Action Bronson Saaab Stories

[Vice; 2013]

Styles: hip-hop, braggadocio
Others: Harry Fraud, Raekwon, Ghostface Killah

Saaab Stories, the latest release from Queens rapper Action Bronson, is slightly confounding. The EP — entirely produced by rising Brooklyn-based producer Harry Fraud — sounds gorgeous throughout, providing an array of consistently solid beats that explore sonic territory both new and old for Action. And yet, there’s something distinctly lacking in Bronson’s words. While the rapper (and ex-chef) is still focusing on the topics that he’s best known for — referencing obscure athletes and culinary images between his usual taunting and braggadocio — Saaab Stories largely feels like a missed opportunity; Harry Fraud’s contributions offered Bronson a platform to take his work to a whole new level, but the lyrics on most of these songs see the rapper miring in status quo mediocrity, plateauing rather than progressing.

Unfortunately, this dichotomy — of Fraud’s largely on-point production and Bronson’s generally middling lyrics — pervades nearly the entirety of Saaab Stories. Take lead single “Strictly 4 My Jeeps”: the beat is hard-hitting and thrillingly visceral, and yet Action’s lyrics leave the listener wanting something more. There’s an amusing shout-out to Coldplay and a provocative (if purposeless) reference to the beards of Saddam Hussein’s deceased sons, but for the most part, Bronson’s words are pretty forgettable, even coming off as somewhat lazy. The jazzy “No Time” and the hazy, ethereal “Triple Backflip” similarly suffer from a number of unentertaining and aimlessly misogynist lines — “Tryna fuck a groupie bitch on the hood of the Mustang” and “Come, hold my dick while I take a piss,” respectively — that deny these stellar beats from becoming similarly stellar songs.
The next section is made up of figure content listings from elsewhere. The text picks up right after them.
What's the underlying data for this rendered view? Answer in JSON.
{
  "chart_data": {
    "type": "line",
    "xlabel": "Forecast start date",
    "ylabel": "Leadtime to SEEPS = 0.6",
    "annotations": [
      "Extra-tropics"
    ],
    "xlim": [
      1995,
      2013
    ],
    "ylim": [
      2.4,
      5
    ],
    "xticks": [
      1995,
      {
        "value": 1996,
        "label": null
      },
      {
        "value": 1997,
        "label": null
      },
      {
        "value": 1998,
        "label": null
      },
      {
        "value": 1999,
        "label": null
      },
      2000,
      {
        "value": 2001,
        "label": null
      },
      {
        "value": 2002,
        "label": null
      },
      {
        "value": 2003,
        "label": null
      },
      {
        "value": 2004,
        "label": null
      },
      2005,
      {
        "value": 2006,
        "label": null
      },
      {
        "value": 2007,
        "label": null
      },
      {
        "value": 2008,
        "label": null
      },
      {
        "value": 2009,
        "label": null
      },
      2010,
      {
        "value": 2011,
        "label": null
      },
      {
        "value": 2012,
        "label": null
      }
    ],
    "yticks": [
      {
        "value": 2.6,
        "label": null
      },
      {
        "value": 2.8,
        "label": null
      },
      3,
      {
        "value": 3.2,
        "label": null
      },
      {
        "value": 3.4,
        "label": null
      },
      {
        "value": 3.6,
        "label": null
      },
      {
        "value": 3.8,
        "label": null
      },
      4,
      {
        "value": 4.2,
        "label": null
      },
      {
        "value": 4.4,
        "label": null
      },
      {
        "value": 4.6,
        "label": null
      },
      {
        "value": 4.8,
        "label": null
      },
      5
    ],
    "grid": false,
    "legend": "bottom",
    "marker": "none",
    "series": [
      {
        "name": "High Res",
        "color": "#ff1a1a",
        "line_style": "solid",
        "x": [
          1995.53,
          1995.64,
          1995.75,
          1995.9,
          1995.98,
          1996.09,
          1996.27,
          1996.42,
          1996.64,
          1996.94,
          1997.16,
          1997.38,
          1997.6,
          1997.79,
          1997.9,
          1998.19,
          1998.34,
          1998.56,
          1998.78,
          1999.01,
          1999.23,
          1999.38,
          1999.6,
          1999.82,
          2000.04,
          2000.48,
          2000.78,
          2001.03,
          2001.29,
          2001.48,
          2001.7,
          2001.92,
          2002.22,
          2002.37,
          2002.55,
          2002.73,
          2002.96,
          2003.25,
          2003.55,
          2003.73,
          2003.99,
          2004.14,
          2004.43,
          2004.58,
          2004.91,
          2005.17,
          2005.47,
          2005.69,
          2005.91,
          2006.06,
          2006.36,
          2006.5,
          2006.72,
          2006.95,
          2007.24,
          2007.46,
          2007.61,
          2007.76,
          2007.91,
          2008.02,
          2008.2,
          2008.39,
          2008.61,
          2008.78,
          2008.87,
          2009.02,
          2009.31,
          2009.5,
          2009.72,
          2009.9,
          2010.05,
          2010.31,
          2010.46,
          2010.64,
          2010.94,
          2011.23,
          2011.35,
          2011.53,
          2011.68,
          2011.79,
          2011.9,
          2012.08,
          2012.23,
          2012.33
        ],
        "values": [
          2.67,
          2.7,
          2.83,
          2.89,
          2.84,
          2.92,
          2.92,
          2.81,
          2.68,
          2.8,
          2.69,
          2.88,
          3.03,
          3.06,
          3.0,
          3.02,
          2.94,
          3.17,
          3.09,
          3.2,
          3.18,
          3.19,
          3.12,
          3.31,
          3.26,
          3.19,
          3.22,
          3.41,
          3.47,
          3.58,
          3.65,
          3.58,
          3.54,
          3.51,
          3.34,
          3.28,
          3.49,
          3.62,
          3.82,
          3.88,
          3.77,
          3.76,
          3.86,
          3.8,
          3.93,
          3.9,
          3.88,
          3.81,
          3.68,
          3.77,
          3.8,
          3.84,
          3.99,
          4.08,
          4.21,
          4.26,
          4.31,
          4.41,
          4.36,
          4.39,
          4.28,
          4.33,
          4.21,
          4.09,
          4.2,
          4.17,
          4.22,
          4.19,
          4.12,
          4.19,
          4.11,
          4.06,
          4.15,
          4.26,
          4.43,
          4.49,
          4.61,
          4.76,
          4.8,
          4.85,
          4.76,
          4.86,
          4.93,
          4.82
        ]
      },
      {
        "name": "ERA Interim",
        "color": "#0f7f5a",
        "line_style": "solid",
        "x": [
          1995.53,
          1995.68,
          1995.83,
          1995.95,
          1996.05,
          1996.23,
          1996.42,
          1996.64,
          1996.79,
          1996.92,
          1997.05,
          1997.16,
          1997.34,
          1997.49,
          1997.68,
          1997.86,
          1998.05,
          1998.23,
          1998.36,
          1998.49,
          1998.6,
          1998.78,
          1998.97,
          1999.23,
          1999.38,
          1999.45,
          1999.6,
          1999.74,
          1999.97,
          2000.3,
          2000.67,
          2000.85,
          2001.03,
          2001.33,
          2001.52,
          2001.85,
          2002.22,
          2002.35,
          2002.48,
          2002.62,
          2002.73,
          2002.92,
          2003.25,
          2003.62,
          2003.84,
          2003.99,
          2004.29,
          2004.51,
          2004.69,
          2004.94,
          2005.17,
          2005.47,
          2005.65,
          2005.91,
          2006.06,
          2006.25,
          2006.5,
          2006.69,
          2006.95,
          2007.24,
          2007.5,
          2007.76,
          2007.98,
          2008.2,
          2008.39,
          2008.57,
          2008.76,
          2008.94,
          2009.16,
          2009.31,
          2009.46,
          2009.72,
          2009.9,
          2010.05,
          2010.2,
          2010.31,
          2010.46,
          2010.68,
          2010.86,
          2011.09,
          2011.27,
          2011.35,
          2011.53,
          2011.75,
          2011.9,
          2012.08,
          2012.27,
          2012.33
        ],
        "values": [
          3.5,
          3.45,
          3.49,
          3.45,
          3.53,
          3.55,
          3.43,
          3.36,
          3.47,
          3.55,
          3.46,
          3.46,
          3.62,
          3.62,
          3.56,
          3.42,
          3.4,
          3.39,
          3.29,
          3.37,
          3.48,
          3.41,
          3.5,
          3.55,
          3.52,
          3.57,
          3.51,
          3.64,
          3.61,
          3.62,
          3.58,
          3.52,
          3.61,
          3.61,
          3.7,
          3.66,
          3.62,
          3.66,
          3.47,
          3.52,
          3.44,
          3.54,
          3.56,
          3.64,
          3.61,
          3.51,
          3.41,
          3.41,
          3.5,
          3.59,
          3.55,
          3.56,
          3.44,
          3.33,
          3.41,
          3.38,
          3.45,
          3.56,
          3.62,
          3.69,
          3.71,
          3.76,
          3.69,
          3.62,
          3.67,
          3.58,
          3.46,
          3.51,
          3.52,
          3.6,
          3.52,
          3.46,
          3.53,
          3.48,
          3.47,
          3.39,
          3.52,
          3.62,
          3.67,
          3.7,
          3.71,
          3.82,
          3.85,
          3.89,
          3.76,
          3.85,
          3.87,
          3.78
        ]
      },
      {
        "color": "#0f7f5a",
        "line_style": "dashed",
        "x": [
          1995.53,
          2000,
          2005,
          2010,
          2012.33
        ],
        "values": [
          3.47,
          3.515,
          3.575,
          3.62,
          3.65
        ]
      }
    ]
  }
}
Still, Action hasn’t completely lost his ability to craft weirdly compelling lyrics — take, for instance, the Wiz Khalifa-featuring “The Rockers,” which boasts a winning reference to wrestler Marty Jannetty in the song’s addictive hook. But perhaps the most unforgettable moment on this EP is the second half of “Alligator.” While the first half of the song is somewhat disappointing (the beat here is one of the least gripping on the entire release), the track abruptly transitions around the three-minute mark into a haunting extended coda, where Bronson — rapping over sparse bass guitar arpeggiation and percussive clattering — narrates the story of a woman fighting breast cancer that has near-cosmic implications: “Strange occurrences, alignment with the sun and earth/ As baby turtles break the sand just to figure out the meaning/ Instinctively they heading towards the water cause they need it/ Forever cycles stay the same, they feel it like a fiend’s wrist.”

That moment alone is enough to make me hopeful about what Action will do next. Bronson certainly has the ability to craft lyrics with intellectual depth and emotional resonance, words that are equally imbued with humor and pathos. Unfortunately, Saaab Stories mostly lacks these qualities. Still, Harry Fraud’s production ensures that the EP is still enjoyable in a purely instrumental, non-lyrical dimension; I just wish that Action had stepped up and delivered rhymes on a level that these beats deserve, on a level that — as evidenced by that devastating last verse on “Alligator” — Bronson is clearly capable of.